In proposito la sentenza n. 2682 del 2012 del T.A.R. di Napoli ha chiarito, con pronunciamento inequivocabile, che l’ informativa interdittiva antimafia, per la sua natura cautelare e preventiva, non richiede la prova di un fatto, ma solo la presenza di una serie di indizi in base ai quali non sia illogico o inattendibile ritenere la sussistenza di un collegamento con organizzazioni mafiose o di un condizionamento da parte di queste. Ciò che deve essere provato, infatti, non è l’intervenuta infiltrazione mafiosa, ma solo la sussistenza di elementi dai quali sia deducibile il pericolo di ingerenza. L’insieme degli elementi raccolti, poi, non vanno riguardati in modo atomistico, ma unitario, sì che la valutazione deve essere effettuata in relazione ad uno specifico quadro indiziario nel quale ogni elemento acquista valenza nella sua connessione con gli altri.Tale atipicità degli elementi valutabili è il diretto frutto della ratio dell’istituto, da ravvisarsi nella necessità di anticipare la soglia di difesa sociale con una tutela avanzata nel contrasto alla criminalità organizzata, segnatamente nell’ambito degli appalti pubblici, per la sensibilità della materia in sé e dei valori coinvolti (effettività della tutela della concorrenza nel mercato, genuinità della scelta dell’ente aggiudicatore, tutela della finanza pubblica, ecc.).

Afferma la decisione n. 3104 del 2011 della Terza Sezione del Consiglio di Stato che coerentemente il Prefetto, nel rendere le informazioni antimafia, può basarsi non su specifici elementi, bensì effettuare la propria valutazione sulla scorta di un quadro di indizi sufficientemente chiaro, preciso e non arbitrario, nel quale assumono rilievo preponderante fattori che inducano a ritenere che i comportamenti e le scelte dell’imprenditore possano rappresentare un veicolo di infiltrazione delle organizzazioni criminali negli appalti delle pubbliche amministrazioni.
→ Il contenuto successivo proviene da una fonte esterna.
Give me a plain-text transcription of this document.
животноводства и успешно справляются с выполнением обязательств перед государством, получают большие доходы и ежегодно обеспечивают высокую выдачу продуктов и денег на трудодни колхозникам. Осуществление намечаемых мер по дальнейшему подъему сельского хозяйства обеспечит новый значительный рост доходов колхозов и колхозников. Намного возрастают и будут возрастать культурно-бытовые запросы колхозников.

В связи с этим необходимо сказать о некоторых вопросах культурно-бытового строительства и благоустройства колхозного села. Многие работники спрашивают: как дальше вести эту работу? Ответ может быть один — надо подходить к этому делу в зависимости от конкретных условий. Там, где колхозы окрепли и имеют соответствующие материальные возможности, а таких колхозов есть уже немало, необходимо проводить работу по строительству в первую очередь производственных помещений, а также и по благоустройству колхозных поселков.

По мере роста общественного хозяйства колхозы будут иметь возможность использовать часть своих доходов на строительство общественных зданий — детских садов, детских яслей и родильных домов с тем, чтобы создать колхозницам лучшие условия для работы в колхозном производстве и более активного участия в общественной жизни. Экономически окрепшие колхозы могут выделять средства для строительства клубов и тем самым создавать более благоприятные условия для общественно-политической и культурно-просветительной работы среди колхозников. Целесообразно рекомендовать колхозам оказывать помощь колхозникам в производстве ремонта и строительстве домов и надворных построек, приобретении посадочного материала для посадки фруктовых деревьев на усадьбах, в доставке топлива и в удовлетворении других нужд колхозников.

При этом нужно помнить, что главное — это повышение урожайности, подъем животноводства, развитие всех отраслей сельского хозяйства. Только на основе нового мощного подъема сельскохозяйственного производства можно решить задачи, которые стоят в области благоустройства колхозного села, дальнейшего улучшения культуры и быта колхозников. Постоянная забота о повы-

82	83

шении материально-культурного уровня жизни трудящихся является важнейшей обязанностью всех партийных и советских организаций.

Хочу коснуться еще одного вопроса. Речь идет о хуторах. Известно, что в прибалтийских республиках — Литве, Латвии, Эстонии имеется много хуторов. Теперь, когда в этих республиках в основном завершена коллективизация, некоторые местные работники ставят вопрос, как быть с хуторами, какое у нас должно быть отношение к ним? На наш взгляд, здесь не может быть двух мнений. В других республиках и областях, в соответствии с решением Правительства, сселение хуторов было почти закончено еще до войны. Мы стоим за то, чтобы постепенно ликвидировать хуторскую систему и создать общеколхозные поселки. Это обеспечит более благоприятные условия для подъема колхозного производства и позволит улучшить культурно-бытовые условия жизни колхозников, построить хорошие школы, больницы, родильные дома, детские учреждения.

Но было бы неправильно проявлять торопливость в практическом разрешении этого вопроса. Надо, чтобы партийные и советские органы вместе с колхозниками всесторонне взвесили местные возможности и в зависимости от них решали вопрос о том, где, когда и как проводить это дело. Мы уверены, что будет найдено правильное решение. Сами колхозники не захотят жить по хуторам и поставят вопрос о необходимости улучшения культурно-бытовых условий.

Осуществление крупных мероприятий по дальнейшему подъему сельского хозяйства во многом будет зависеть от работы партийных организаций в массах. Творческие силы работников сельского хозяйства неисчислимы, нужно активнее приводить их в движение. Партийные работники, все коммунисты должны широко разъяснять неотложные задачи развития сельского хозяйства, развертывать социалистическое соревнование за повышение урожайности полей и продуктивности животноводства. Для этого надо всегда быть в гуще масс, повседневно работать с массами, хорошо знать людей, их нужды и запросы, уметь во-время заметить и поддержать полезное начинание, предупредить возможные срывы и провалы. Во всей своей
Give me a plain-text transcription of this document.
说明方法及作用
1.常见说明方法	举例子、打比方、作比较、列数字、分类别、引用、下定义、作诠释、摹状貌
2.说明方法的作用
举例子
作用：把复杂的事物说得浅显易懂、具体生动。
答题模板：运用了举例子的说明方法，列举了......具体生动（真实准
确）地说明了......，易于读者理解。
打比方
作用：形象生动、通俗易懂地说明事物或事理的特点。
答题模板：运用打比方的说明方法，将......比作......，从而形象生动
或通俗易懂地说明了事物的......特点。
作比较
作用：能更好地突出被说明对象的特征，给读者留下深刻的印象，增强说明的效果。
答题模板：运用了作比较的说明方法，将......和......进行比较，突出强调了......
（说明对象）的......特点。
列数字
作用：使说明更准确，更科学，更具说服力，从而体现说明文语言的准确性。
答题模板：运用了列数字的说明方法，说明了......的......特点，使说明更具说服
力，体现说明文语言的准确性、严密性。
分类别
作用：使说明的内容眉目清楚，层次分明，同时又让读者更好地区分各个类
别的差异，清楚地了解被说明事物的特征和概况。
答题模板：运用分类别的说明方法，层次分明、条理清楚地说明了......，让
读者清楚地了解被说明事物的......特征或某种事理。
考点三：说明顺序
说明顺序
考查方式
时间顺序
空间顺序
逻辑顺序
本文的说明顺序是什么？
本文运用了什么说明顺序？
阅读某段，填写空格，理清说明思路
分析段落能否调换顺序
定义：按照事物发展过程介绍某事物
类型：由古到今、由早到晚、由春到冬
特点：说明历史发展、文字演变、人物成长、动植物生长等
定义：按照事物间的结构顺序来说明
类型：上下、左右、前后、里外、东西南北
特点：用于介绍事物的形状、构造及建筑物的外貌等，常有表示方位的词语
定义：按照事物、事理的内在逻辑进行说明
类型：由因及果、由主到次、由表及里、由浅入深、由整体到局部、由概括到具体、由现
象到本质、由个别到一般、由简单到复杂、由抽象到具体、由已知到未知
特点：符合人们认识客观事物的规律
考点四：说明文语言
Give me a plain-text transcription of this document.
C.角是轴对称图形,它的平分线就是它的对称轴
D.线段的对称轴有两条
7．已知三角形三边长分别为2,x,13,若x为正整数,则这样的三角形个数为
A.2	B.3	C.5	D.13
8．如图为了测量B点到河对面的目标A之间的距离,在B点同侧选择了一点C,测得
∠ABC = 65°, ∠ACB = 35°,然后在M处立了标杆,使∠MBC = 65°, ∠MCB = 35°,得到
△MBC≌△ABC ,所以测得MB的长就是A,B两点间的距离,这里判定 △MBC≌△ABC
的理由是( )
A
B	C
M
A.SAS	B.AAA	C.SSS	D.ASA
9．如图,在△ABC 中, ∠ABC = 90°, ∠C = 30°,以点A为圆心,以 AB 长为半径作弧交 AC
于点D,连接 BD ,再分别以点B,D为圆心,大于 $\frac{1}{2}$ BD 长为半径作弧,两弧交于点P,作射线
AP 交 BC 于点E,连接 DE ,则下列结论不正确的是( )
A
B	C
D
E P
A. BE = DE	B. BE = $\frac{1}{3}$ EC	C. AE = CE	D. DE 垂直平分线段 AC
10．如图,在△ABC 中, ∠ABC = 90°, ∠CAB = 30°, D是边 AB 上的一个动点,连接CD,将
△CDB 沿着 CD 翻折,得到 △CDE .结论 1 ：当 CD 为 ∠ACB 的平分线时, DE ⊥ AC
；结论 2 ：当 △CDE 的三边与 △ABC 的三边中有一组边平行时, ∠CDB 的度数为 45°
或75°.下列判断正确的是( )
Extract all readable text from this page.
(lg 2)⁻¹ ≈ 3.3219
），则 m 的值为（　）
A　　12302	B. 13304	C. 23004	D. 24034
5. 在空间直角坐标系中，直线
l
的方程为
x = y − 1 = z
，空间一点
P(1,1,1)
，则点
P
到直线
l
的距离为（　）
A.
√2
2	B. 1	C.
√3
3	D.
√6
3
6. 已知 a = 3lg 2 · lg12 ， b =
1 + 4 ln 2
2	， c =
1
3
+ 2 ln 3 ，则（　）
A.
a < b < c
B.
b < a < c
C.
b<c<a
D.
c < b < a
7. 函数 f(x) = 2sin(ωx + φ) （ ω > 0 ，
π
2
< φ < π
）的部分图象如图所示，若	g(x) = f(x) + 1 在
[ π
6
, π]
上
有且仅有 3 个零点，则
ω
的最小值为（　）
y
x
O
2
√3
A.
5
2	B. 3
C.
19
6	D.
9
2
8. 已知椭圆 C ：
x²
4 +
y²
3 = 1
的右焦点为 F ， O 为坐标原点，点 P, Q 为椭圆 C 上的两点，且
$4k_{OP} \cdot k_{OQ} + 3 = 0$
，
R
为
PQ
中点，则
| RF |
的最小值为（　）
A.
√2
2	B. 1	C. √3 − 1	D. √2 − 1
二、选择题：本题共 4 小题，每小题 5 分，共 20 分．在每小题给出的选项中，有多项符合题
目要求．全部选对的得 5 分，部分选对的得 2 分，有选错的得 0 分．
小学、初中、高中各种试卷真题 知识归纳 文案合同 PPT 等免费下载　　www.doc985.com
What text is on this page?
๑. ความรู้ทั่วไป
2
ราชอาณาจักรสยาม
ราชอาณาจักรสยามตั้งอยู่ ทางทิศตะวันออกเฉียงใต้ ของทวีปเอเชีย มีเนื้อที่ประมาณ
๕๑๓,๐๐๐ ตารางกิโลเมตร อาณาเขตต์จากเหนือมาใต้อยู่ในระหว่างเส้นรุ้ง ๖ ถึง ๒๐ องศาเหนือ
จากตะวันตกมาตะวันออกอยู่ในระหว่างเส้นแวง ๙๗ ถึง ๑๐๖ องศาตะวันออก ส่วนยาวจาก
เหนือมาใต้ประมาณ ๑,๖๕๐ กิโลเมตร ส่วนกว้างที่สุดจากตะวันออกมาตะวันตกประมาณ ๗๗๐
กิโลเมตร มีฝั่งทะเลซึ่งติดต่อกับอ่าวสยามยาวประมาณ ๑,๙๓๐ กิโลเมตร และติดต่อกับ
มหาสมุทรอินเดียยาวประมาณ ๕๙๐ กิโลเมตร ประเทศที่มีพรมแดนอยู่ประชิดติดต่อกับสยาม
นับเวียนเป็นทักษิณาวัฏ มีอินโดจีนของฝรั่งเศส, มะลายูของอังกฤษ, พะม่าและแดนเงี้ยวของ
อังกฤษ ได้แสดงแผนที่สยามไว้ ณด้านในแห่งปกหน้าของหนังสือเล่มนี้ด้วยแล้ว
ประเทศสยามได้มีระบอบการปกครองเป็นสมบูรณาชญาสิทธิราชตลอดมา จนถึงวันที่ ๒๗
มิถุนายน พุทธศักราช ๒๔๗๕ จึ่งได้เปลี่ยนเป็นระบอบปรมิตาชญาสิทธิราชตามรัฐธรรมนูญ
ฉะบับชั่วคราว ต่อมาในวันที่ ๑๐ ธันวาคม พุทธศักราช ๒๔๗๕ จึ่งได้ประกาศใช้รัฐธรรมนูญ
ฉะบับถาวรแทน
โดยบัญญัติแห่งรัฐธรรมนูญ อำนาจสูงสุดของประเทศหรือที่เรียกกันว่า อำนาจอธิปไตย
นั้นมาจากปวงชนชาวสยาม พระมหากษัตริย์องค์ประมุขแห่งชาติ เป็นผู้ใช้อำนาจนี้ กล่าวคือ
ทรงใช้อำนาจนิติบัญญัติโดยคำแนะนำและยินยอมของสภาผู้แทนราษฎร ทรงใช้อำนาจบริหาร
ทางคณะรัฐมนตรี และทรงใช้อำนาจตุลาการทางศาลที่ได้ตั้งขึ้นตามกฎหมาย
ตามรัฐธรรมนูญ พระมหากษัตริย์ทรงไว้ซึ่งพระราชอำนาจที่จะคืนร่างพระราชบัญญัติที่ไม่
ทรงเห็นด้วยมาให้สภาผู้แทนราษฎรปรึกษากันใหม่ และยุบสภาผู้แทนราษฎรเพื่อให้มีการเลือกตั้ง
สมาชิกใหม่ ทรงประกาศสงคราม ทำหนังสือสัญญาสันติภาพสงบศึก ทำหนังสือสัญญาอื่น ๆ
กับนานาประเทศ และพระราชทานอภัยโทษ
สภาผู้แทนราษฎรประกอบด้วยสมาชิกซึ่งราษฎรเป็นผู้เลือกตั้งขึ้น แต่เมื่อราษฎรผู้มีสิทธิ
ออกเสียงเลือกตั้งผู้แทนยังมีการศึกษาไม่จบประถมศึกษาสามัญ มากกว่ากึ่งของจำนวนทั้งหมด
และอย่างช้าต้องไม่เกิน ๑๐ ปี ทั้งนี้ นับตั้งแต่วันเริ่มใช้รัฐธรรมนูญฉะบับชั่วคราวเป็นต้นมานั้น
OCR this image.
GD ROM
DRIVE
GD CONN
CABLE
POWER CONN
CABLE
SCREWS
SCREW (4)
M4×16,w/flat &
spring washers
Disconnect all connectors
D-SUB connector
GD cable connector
I pregressi indizi di contiguità con la criminalità organizzata possono essere superati solo se successivi comportamenti (riferibili ad una diuturna trasparente attività imprenditoriale) siano tali da scolorirne la rilevanza. Tuttavia, il mero trascorrere del tempo non può in quanto tale automaticamente fungere da fattore di riabilitazione. Nelle ipotesi in cui gli indizi addottati, sebbene non attuali rationetemporis, ma comunque non eccessivamente lontani, non esprimano una non lieve compromissione rispetto ad ambienti e logiche malavitose, rispetto alle quali, nonostante il trascorrere del tempo, non sia fornita alcuna riprova di una successiva dissociazione, non vi è ragione di ritenere implausibile una valutazione di permanenza di una condizione di contiguità mafiosa (in questo senso è la sentenza n. 1835 del 2010 del TAR di Napoli).

Ampia discrezionalità di valutazione, dunque, a fronte delle garanzie costituzionali a tutela dell’impresa e a salvaguardia dei livelli occupazionali e della produttività. Argomenti che costituiscono il tema dell’odierno dibattito.